Google Cloud Vision - Extract text from PDF files

I’m trying to use “Extract text from PDF files” with Google Cloud Vision, and I have it working, but it doesn’t seem to scan the entire PDF (all pages). I have it set per documentation for all pages with a “*” symbol, but it only seems to bring in the first page of the document. I’ve tried playing with the Model (Document vs. Text) and the input for pages.

I can get an extraction if I specify 1-4 pages for a 4-page PDF, but the problem is, I don’t know the number of pages in the PDF when someone uploads it.

Basically I know it’s working, but the “*” all isn’t working. Anyone else have issues with this?

What happens if you leave the field blank?

Sorry I tried that too, no dice.

I haven’t tried this one, but it does sound like a bug. I’d recommend submitting a Support Ticket with Glide. You can do this from the App builder via Settings → Support.

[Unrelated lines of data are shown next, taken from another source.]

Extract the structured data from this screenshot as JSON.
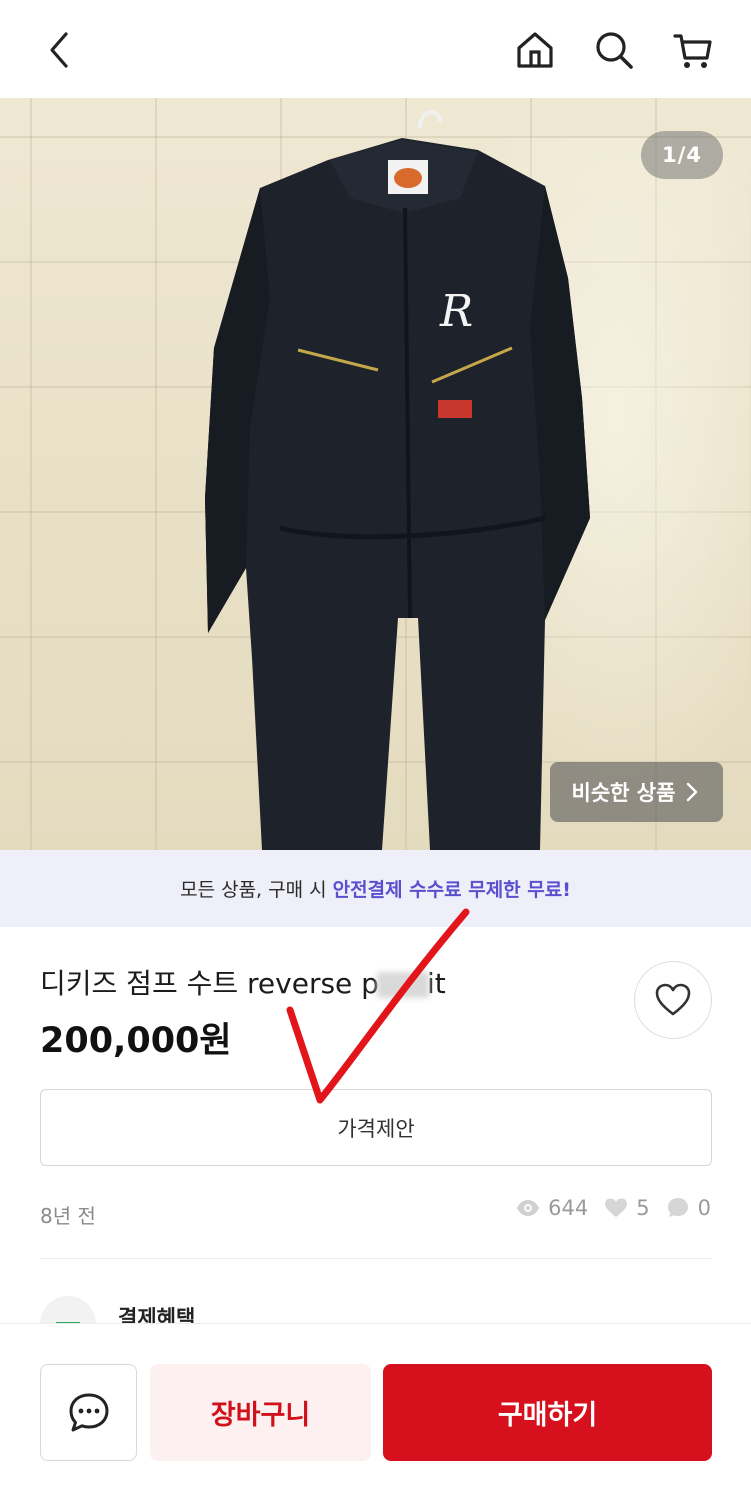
{
  "header": {
    "icons": [
      "back-icon",
      "home-icon",
      "search-icon",
      "cart-icon"
    ]
  },
  "gallery": {
    "counter": "1/4",
    "similar_label": "비슷한 상품"
  },
  "promo": {
    "text": "모든 상품, 구매 시",
    "highlight": "안전결제 수수료 무제한 무료!",
    "highlight_color": "#5a4fcf"
  },
  "product": {
    "title_start": "디키즈 점프 수트 reverse p",
    "title_end": "it",
    "price": "200,000원",
    "offer_label": "가격제안",
    "posted": "8년 전",
    "views": "644",
    "likes": "5",
    "comments": "0"
  },
  "benefit": {
    "label": "결제혜택"
  },
  "actions": {
    "cart_label": "장바구니",
    "buy_label": "구매하기",
    "buy_color": "#d7101d"
  }
}
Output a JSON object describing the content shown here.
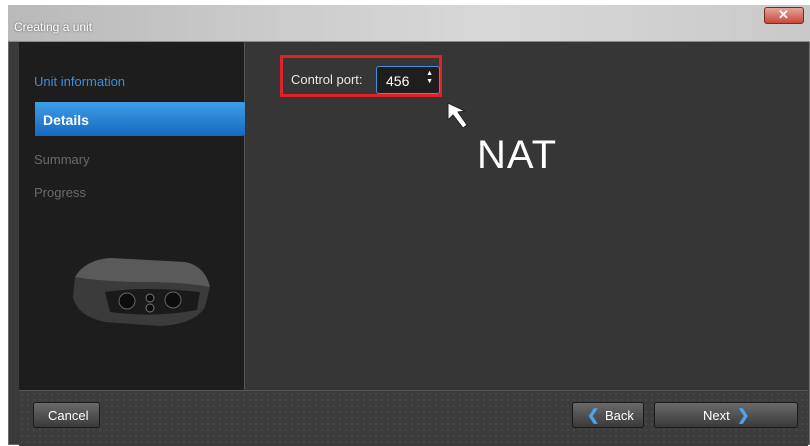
{
  "window": {
    "title": "Creating a unit",
    "close_glyph": "✕"
  },
  "sidebar": {
    "items": [
      {
        "label": "Unit information",
        "state": "visited"
      },
      {
        "label": "Details",
        "state": "active"
      },
      {
        "label": "Summary",
        "state": "disabled"
      },
      {
        "label": "Progress",
        "state": "disabled"
      }
    ]
  },
  "main": {
    "control_port_label": "Control port:",
    "control_port_value": "456",
    "annotation": "NAT"
  },
  "footer": {
    "cancel_label": "Cancel",
    "back_label": "Back",
    "next_label": "Next"
  },
  "colors": {
    "accent": "#1c7ad6",
    "highlight_border": "#e0202a",
    "link": "#3a8fd8"
  },
  "icons": [
    "close-icon",
    "spin-arrows-icon",
    "cursor-arrow-icon",
    "chevron-left-icon",
    "chevron-right-icon",
    "camera-device-icon"
  ]
}
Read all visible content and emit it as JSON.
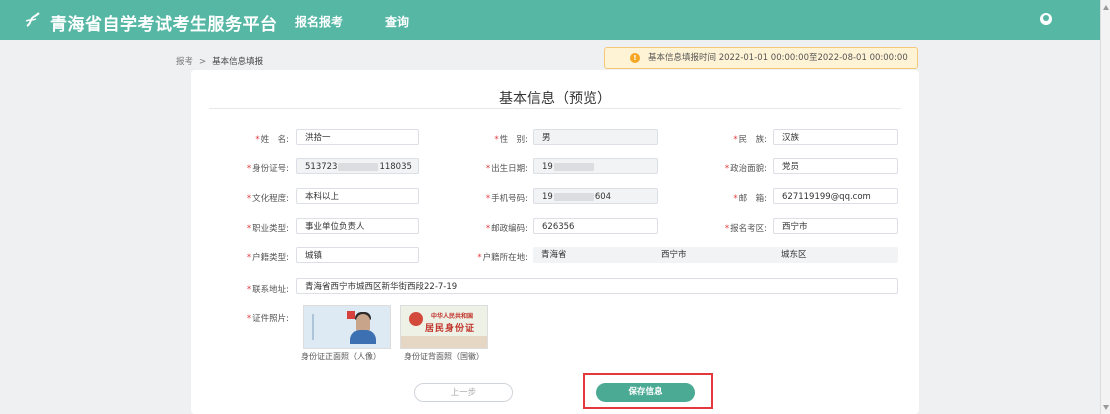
{
  "header": {
    "site_title": "青海省自学考试考生服务平台",
    "nav": [
      "报名报考",
      "查询"
    ]
  },
  "breadcrumb": {
    "parent": "报考",
    "separator": ">",
    "current": "基本信息填报"
  },
  "notice": {
    "text": "基本信息填报时间 2022-01-01 00:00:00至2022-08-01 00:00:00"
  },
  "form": {
    "title": "基本信息（预览）",
    "labels": {
      "name": "姓　名:",
      "gender": "性　别:",
      "ethnicity": "民　族:",
      "id_number": "身份证号:",
      "birth_date": "出生日期:",
      "political_status": "政治面貌:",
      "education": "文化程度:",
      "phone": "手机号码:",
      "email": "邮　箱:",
      "occupation": "职业类型:",
      "postcode": "邮政编码:",
      "exam_region": "报名考区:",
      "hukou_type": "户籍类型:",
      "hukou_location": "户籍所在地:",
      "address": "联系地址:",
      "photos": "证件照片:"
    },
    "values": {
      "name": "洪拾一",
      "gender": "男",
      "ethnicity": "汉族",
      "id_number_prefix": "513723",
      "id_number_suffix": "118035",
      "birth_date_prefix": "19",
      "political_status": "党员",
      "education": "本科以上",
      "phone_prefix": "19",
      "phone_suffix": "604",
      "email": "627119199@qq.com",
      "occupation": "事业单位负责人",
      "postcode": "626356",
      "exam_region": "西宁市",
      "hukou_type": "城镇",
      "province": "青海省",
      "city": "西宁市",
      "district": "城东区",
      "address": "青海省西宁市城西区新华街西段22-7-19"
    },
    "photo_captions": {
      "front": "身份证正面照（人像）",
      "back": "身份证背面照（国徽）"
    },
    "id_back_texts": {
      "line1": "中华人民共和国",
      "line2": "居民身份证"
    }
  },
  "buttons": {
    "prev": "上一步",
    "save": "保存信息"
  },
  "colors": {
    "brand": "#55b7a4",
    "save_button": "#4aaa94",
    "highlight": "#e4393c",
    "required": "#e4393c"
  }
}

Awesome will do! Thanks Darren!

I’m experiencing the same issue. The default settings of the “Extract text from PDF files” with Google Cloud Vision only returns the first page of the PDF. Same outcome if you try * or 1-*
If you try the workaround of specifying an artificially high number of pages as upper limit. E.g. 1-100 Glide will return an error. Seems like a bug.

I submitted a ticket a few weeks ago about this and they just got back to me last night. So they’re “using Google Vision’s Small Batch File annotation service, which is limited to 5 pages. Additionally, each row of a Glide table is limited to 1MB of data.” They said as of now, they don’t have plans to fix this limit but they might consider it for future features.